Microbial might: BugBiome’s bioinsecticide targets aphids in the fight against synthetic pesticides

BugBiome co-founders Dr Alicia Showering and Chris Mosedale. The company is developing a microbial aphicide that promises a natural defence against aphids.
BugBiome co-founders Dr Alicia Showering and Chris Mosedale. The company is developing a microbial aphicide that promises a natural defence against aphids. (BugBiome)

UK start-up BugBiome is harnessing plant-derived microbes to develop a new generation of bioinsecticides – but scaling biological pest control comes with formulation and regulatory hurdles

Aphids are among the most destructive crop pests, threatening yields of potatoes, sugar beet and oilseed rape across Europe and beyond. BugBiome, a UK-based ag-biotech company, is developing a microbial aphicide that promises to offer growers a sustainable alternative to synthetic pesticides.

“Our bioinsecticides are derived from naturally occurring leaf-surface microbes that have evolved sophisticated mechanisms to deter feeding and colonisation,” explained CEO Alicia Showering.

“These strains are naturally leaf-adhesive, UV-tolerant and stable under harsh field conditions – attributes that chemical and soil-derived biological products often lack.”

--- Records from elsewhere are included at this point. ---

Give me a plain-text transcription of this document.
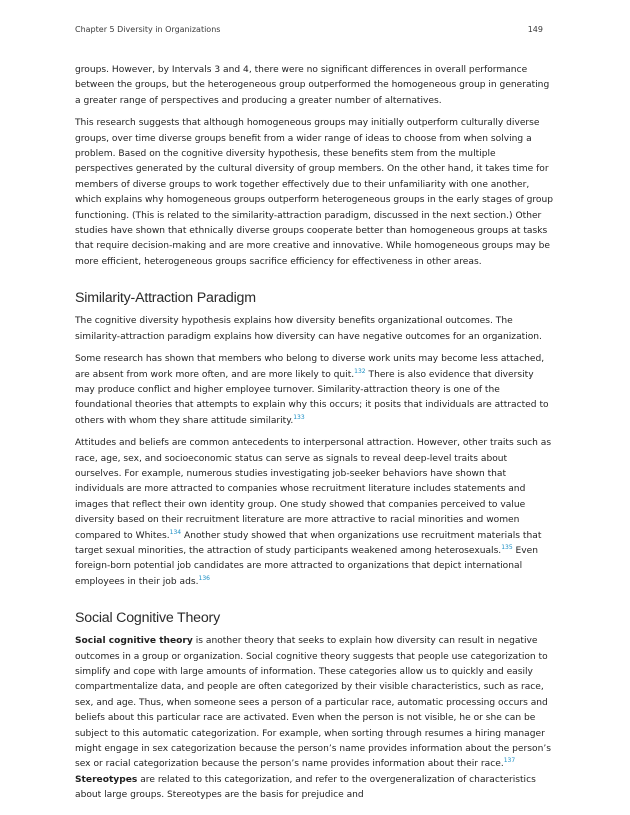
Chapter 5 Diversity in Organizations	149

groups. However, by Intervals 3 and 4, there were no significant differences in overall performance between the groups, but the heterogeneous group outperformed the homogeneous group in generating a greater range of perspectives and producing a greater number of alternatives.

This research suggests that although homogeneous groups may initially outperform culturally diverse groups, over time diverse groups benefit from a wider range of ideas to choose from when solving a problem. Based on the cognitive diversity hypothesis, these benefits stem from the multiple perspectives generated by the cultural diversity of group members. On the other hand, it takes time for members of diverse groups to work together effectively due to their unfamiliarity with one another, which explains why homogeneous groups outperform heterogeneous groups in the early stages of group functioning. (This is related to the similarity-attraction paradigm, discussed in the next section.) Other studies have shown that ethnically diverse groups cooperate better than homogeneous groups at tasks that require decision-making and are more creative and innovative. While homogeneous groups may be more efficient, heterogeneous groups sacrifice efficiency for effectiveness in other areas.

Similarity-Attraction Paradigm

The cognitive diversity hypothesis explains how diversity benefits organizational outcomes. The similarity-attraction paradigm explains how diversity can have negative outcomes for an organization.

Some research has shown that members who belong to diverse work units may become less attached, are absent from work more often, and are more likely to quit.$^{132}$ There is also evidence that diversity may produce conflict and higher employee turnover. Similarity-attraction theory is one of the foundational theories that attempts to explain why this occurs; it posits that individuals are attracted to others with whom they share attitude similarity.$^{133}$

Attitudes and beliefs are common antecedents to interpersonal attraction. However, other traits such as race, age, sex, and socioeconomic status can serve as signals to reveal deep-level traits about ourselves. For example, numerous studies investigating job-seeker behaviors have shown that individuals are more attracted to companies whose recruitment literature includes statements and images that reflect their own identity group. One study showed that companies perceived to value diversity based on their recruitment literature are more attractive to racial minorities and women compared to Whites.$^{134}$ Another study showed that when organizations use recruitment materials that target sexual minorities, the attraction of study participants weakened among heterosexuals.$^{135}$ Even foreign-born potential job candidates are more attracted to organizations that depict international employees in their job ads.$^{136}$

Social Cognitive Theory

Social cognitive theory is another theory that seeks to explain how diversity can result in negative outcomes in a group or organization. Social cognitive theory suggests that people use categorization to simplify and cope with large amounts of information. These categories allow us to quickly and easily compartmentalize data, and people are often categorized by their visible characteristics, such as race, sex, and age. Thus, when someone sees a person of a particular race, automatic processing occurs and beliefs about this particular race are activated. Even when the person is not visible, he or she can be subject to this automatic categorization. For example, when sorting through resumes a hiring manager might engage in sex categorization because the person’s name provides information about the person’s sex or racial categorization because the person’s name provides information about their race.$^{137}$ Stereotypes are related to this categorization, and refer to the overgeneralization of characteristics about large groups. Stereotypes are the basis for prejudice and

BugBiome’s proprietary discovery platform, AvidX, identifies microbial strains based on early behavioural and metabolic disruption signals, rather than just mortality. This approach, Showering says, yields a tenfold increase in discovery rates and better field resilience.

Beyond aphids: A growing pipeline

While aphids are the initial target, BugBiome’s ambitions extend further. The company is building a pipeline that spans major crop pests across geographies. It is developing microbial solutions for pests including Sitona (pea and bean weevils), whiteflies, and cabbage stem flea beetles.

Exploratory programmes are also under way for corn rootworm in North America. “Our platform supports rapid cross-pest validation in both greenhouse and field settings,” Showering noted.

Aphids are among the most destructive crop pests, threatening yields of potatoes, sugar beet and oilseed rape.
Aphids are among the most destructive crop pests, threatening yields of potatoes, sugar beet and oilseed rape. (Andrey Abryutin/Getty Images)

Funding fuels expansion

BugBiome recently relocated from NIAB in Cambridge to Norwich Research Park, following investment from European funds Rockstart and Biotope. The funding will support R&D, greenhouse and field trials, and regulatory work.

Key milestones over the next 6-12 months include:

  • Screening 300 new microbial strains and profiling 100 behavioural responses
  • Advancing three lead candidates through greenhouse validation
  • Launching US field trials in 2026
  • Becoming a commercial screening partner for industrial collaborators

Pilot trials are already underway with AgLaunch growers in the US and NIAB in the UK, focusing on aphid control.

Formulation and regulation: The roadblocks to scale

Despite the promise of microbial insecticides, Showering is candid about the challenges ahead.

Biological registration timelines in the EU and UK are long, and standardising efficacy data across variable microbial products is difficult, she said. “Formulation is another bottleneck. Most existing adjuvants and carriers were developed for chemical actives, not biological cells or extracts. This limits compatibility, shelf life and UV or temperature tolerance.”

Microbial products often require cold storage and have narrow application windows, making them less practical for large-scale agriculture. BugBiome is working with regulatory experts to align its data packages with HSE (UK), EPA (US) and EFSA (EU) frameworks.

“The biological sector has lagged due to inconsistent screening methods and an incomplete understanding of how microbial actives actually work.”

Alicia Showering

Reimagining biological discovery

BugBiome’s mission is to make biological screening as systematic and reliable as chemical discovery. By mapping insect behaviour and metabolic responses to microbial exposure, the company aims to unlock new biological modes of action.

“Today, synthetic pesticides dominate because they are predictable and well-characterised,” Showering said. “The biological sector has lagged due to inconsistent screening methods and an incomplete understanding of how microbial actives actually work.

“BugBiome is re-engineering how agriculture discovers and deploys biological pest control. We rapidly identify, classify and develop novel microbial actives, transforming microbial discovery from ‘trial-and-error’ into predictive science.”

With its platform-first, partner-driven approach, BugBiome hopes to accelerate agriculture’s transition away from synthetic dependence toward integrated, sustainable pest management.